By Steve Savage
Mobility RV Service
In a week’s time I received an email and a campsite visitor, both of whom wanted to discuss quality control. The email was from a reader who wanted to know who made the best RV.
My answer is always the same: The best quality control is generally found with RVs from small manufacturers — make that, very small volume manufacturers, usually accompanied by price tags to match their quality control. They are not perfect, but at least with those you might have a fighting chance.
If the question is intended to ferret out the best from large manufacturers — Thor, Forest River, Heartland, etc. — here we go again. In my opinion, quality control is so variable that buying based on brand name and counting on finding a quality product is simply an impossibility. Yes, they all make some good RVs, but they also make some which are a nightmare for their owners. Again in my opinion, warranty coverage is no better from one than from another.
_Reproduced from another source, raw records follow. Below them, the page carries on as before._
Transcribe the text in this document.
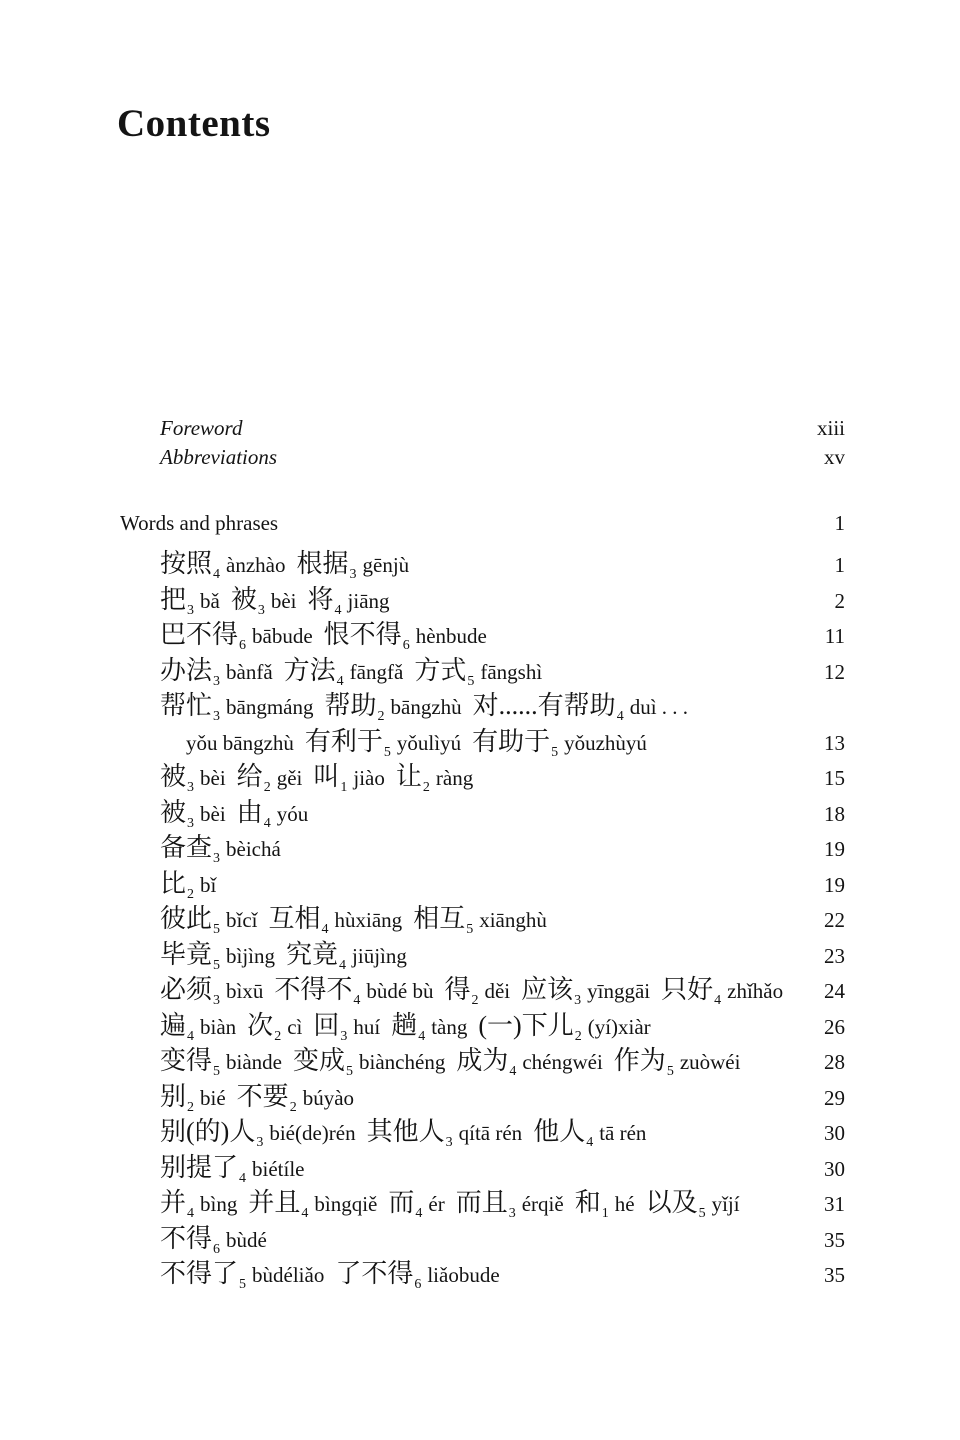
Contents
Foreword	xiii
Abbreviations	xv
Words and phrases	1
按照4 ànzhào 根据3 gēnjù	1
把3 bǎ 被3 bèi 将4 jiāng	2
巴不得6 bābude 恨不得6 hènbude	11
办法3 bànfǎ 方法4 fāngfǎ 方式5 fāngshì	12
帮忙3 bāngmáng 帮助2 bāngzhù 对......有帮助4 duì . . .
yǒu bāngzhù 有利于5 yǒulìyú 有助于5 yǒuzhùyú	13
被3 bèi 给2 gěi 叫1 jiào 让2 ràng	15
被3 bèi 由4 yóu	18
备查3 bèichá	19
比2 bǐ	19
彼此5 bǐcǐ 互相4 hùxiāng 相互5 xiānghù	22
毕竟5 bìjìng 究竟4 jiūjìng	23
必须3 bìxū 不得不4 bùdé bù 得2 děi 应该3 yīnggāi 只好4 zhǐhǎo 24
遍4 biàn 次2 cì 回3 huí 趟4 tàng (一)下儿2 (yí)xiàr	26
变得5 biànde 变成5 biànchéng 成为4 chéngwéi 作为5 zuòwéi	28
别2 bié 不要2 búyào	29
别(的)人3 bié(de)rén 其他人3 qítā rén 他人4 tā rén	30
别提了4 biétíle	30
并4 bìng 并且4 bìngqiě 而4 ér 而且3 érqiě 和1 hé 以及5 yǐjí	31
不得6 bùdé	35
不得了5 bùdéliǎo 了不得6 liǎobude	35
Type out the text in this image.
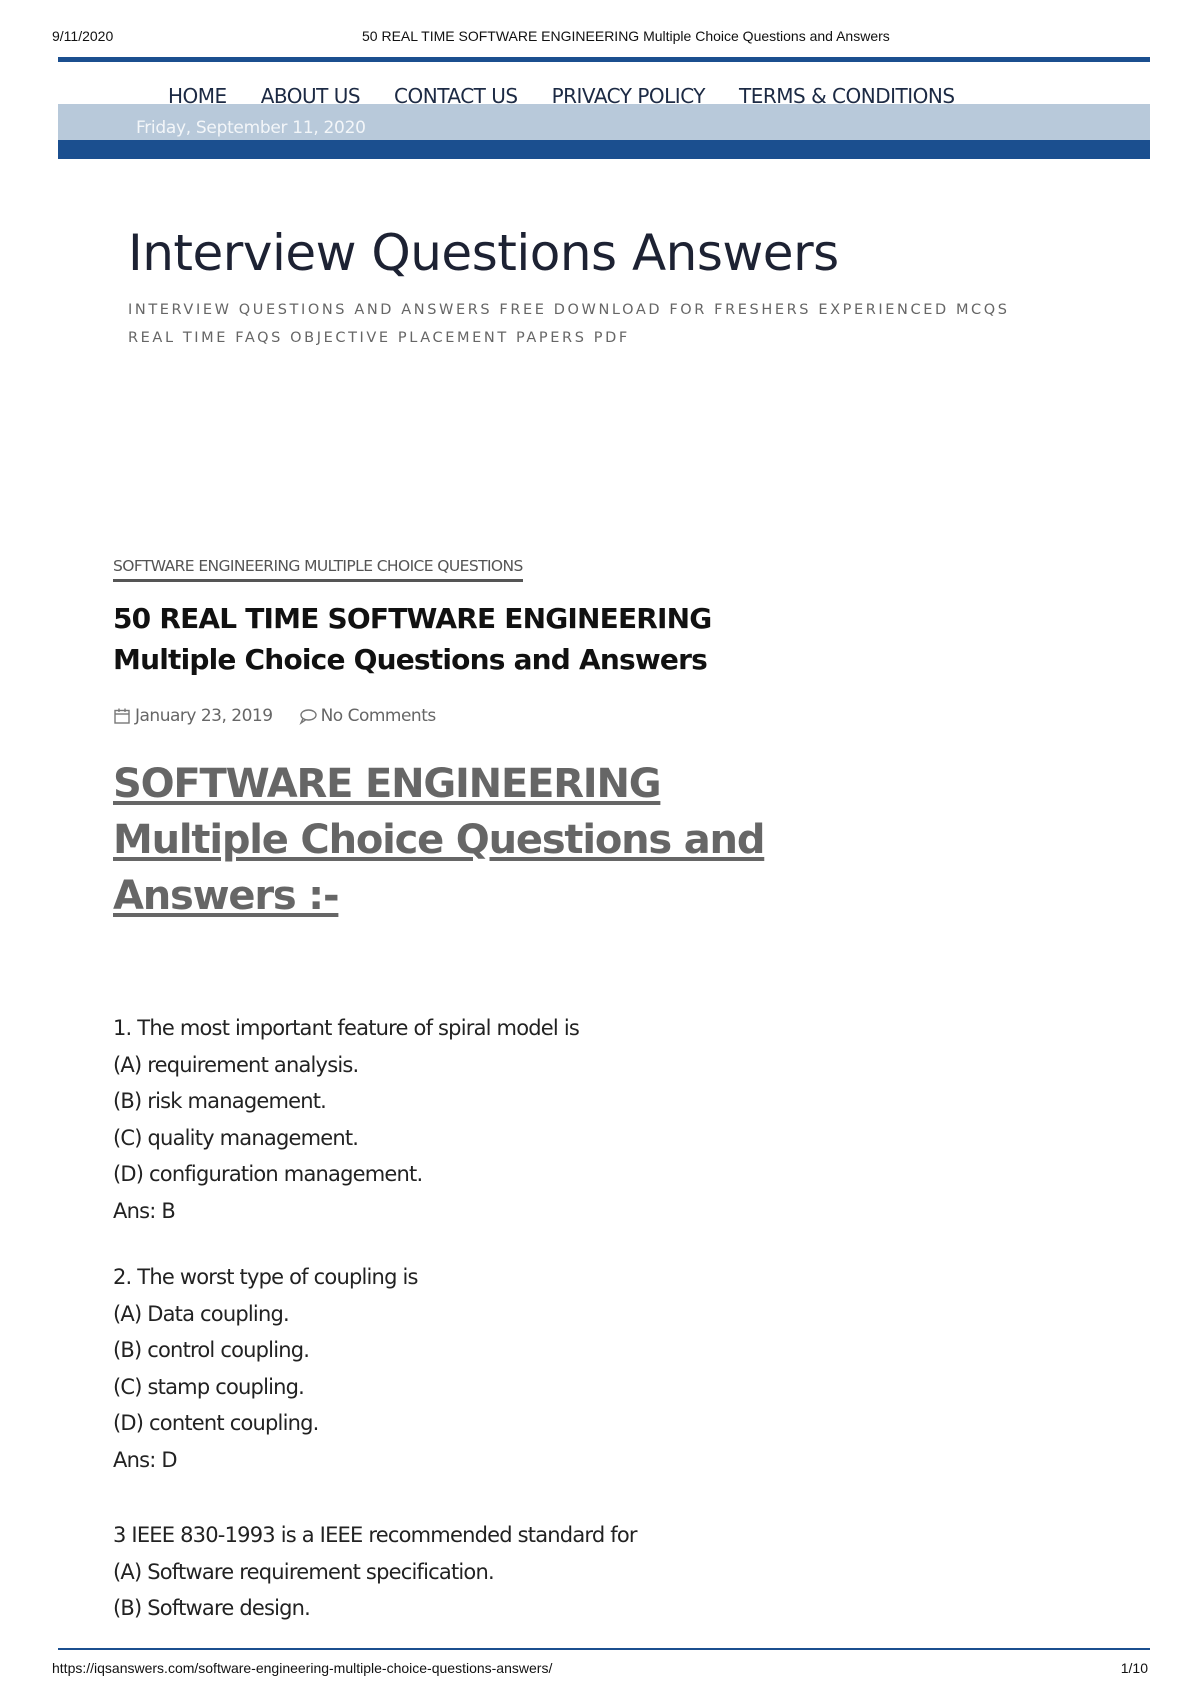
9/11/2020	50 REAL TIME SOFTWARE ENGINEERING Multiple Choice Questions and Answers
HOME ABOUT US CONTACT US PRIVACY POLICY TERMS & CONDITIONS
Friday, September 11, 2020
Interview Questions Answers
INTERVIEW QUESTIONS AND ANSWERS FREE DOWNLOAD FOR FRESHERS EXPERIENCED MCQS REAL TIME FAQS OBJECTIVE PLACEMENT PAPERS PDF
SOFTWARE ENGINEERING MULTIPLE CHOICE QUESTIONS
50 REAL TIME SOFTWARE ENGINEERING
Multiple Choice Questions and Answers
January 23, 2019	No Comments
SOFTWARE ENGINEERING
Multiple Choice Questions and
Answers :-
1. The most important feature of spiral model is
(A) requirement analysis.
(B) risk management.
(C) quality management.
(D) configuration management.
Ans: B
2. The worst type of coupling is
(A) Data coupling.
(B) control coupling.
(C) stamp coupling.
(D) content coupling.
Ans: D
3 IEEE 830-1993 is a IEEE recommended standard for
(A) Software requirement specification.
(B) Software design.
https://iqsanswers.com/software-engineering-multiple-choice-questions-answers/	1/10
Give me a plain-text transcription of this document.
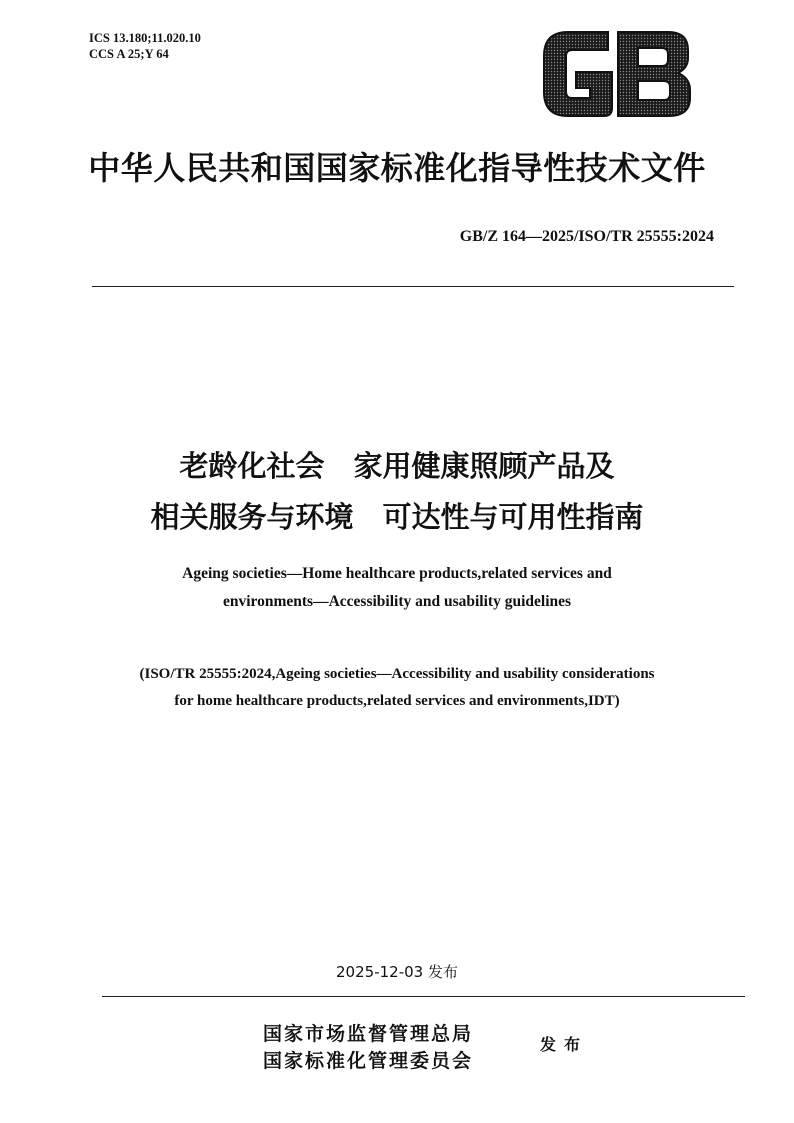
ICS 13.180;11.020.10
CCS A 25;Y 64
中华人民共和国国家标准化指导性技术文件
GB/Z 164—2025/ISO/TR 25555:2024
老龄化社会　家用健康照顾产品及
相关服务与环境　可达性与可用性指南
Ageing societies—Home healthcare products,related services and
environments—Accessibility and usability guidelines
(ISO/TR 25555:2024,Ageing societies—Accessibility and usability considerations
for home healthcare products,related services and environments,IDT)
2025-12-03 发布
国家市场监督管理总局
国家标准化管理委员会
发布
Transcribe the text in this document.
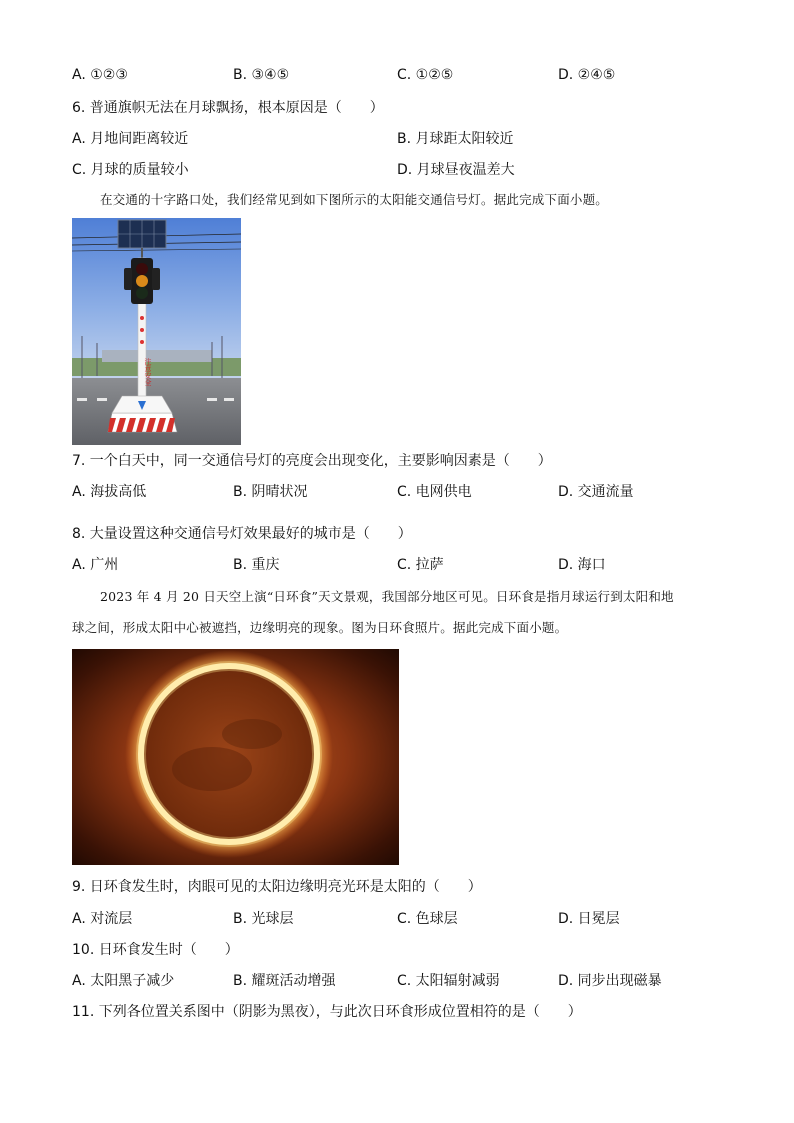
A. ①②③	B. ③④⑤	C. ①②⑤	D. ②④⑤
6. 普通旗帜无法在月球飘扬，根本原因是（　　）
A. 月地间距离较近	B. 月球距太阳较近
C. 月球的质量较小	D. 月球昼夜温差大
在交通的十字路口处，我们经常见到如下图所示的太阳能交通信号灯。据此完成下面小题。
注意安全
7. 一个白天中，同一交通信号灯的亮度会出现变化，主要影响因素是（　　）
A. 海拔高低	B. 阴晴状况	C. 电网供电	D. 交通流量
8. 大量设置这种交通信号灯效果最好的城市是（　　）
A. 广州	B. 重庆	C. 拉萨	D. 海口
2023 年 4 月 20 日天空上演“日环食”天文景观，我国部分地区可见。日环食是指月球运行到太阳和地
球之间，形成太阳中心被遮挡，边缘明亮的现象。图为日环食照片。据此完成下面小题。
9. 日环食发生时，肉眼可见的太阳边缘明亮光环是太阳的（　　）
A. 对流层	B. 光球层	C. 色球层	D. 日冕层
10. 日环食发生时（　　）
A. 太阳黑子减少	B. 耀斑活动增强	C. 太阳辐射减弱	D. 同步出现磁暴
11. 下列各位置关系图中（阴影为黑夜），与此次日环食形成位置相符的是（　　）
Search the Internet for the model of your choice and add “complaints” to the search bar and you will see what I mean. Those complaints also match my experience as a technician.
My campsite visitor wanted to simply vent about the problems he had with his own unit, which he purchased new. In his opinion, such poor quality control was, in his words, “unethical” — an opinion I hear often. What he wanted to know is why things are the way they are, and I think the answer to that question is simple: Sales are going great guns. New RVs are rolling out the doors in record numbers. People continue to buy them while readily acknowledging they will have problems. It is analogous to purchasing a car and expecting the tires to go flat and windshield to leak water.
So here is where RV buyers are stuck. RVing is fun. People like to RV. My wife and I live to RV. We both grew up in RVing families and have been RVing almost our entire lives. In order to RV, people need an RV. Now think back to the years before Toyota dealerships were not on every street corner and we were forced to buy products from GM, Ford and Chrysler. Remember what quality control was like: No one thought in terms of owning a car for a couple of hundred thousand miles. Then Japanese manufacturers came onto the scene and the American manufacturers had to follow suit, and now we all can own a car for years and enjoy relatively problem-free ownership.
Where it gets hazy is RV buyers mistakenly believe owning an RV is like owning a modern day automobile when, in reality, it’s like owning a car made in the ’50s or, worse yet, an automobile of English persuasion made in the ’50s. They could be great fun, but keeping them on the road was a challenge.
Could the RV industry be transformed? Certainly — all it would take is a manufacturer willing to do the same thing the Japanese manufacturers did when they began selling in the United States: Build a quality product with a five-year guarantee on the box, no roof leaks, no slide leaks, no sidewall delamination. Toss in a dose of fixtures that match the quality found in most of our homes, and tires that last as long as those on our cars and trucks.
In order to keep the costs down, dispense with the five flat screens and stick with the stuff that works and is simple to repair. Do folks really need to have the ability to turn their water heater on or roll up their awnings with their cell phones? I think not. What the RV industry really needs is a Toyota Camry!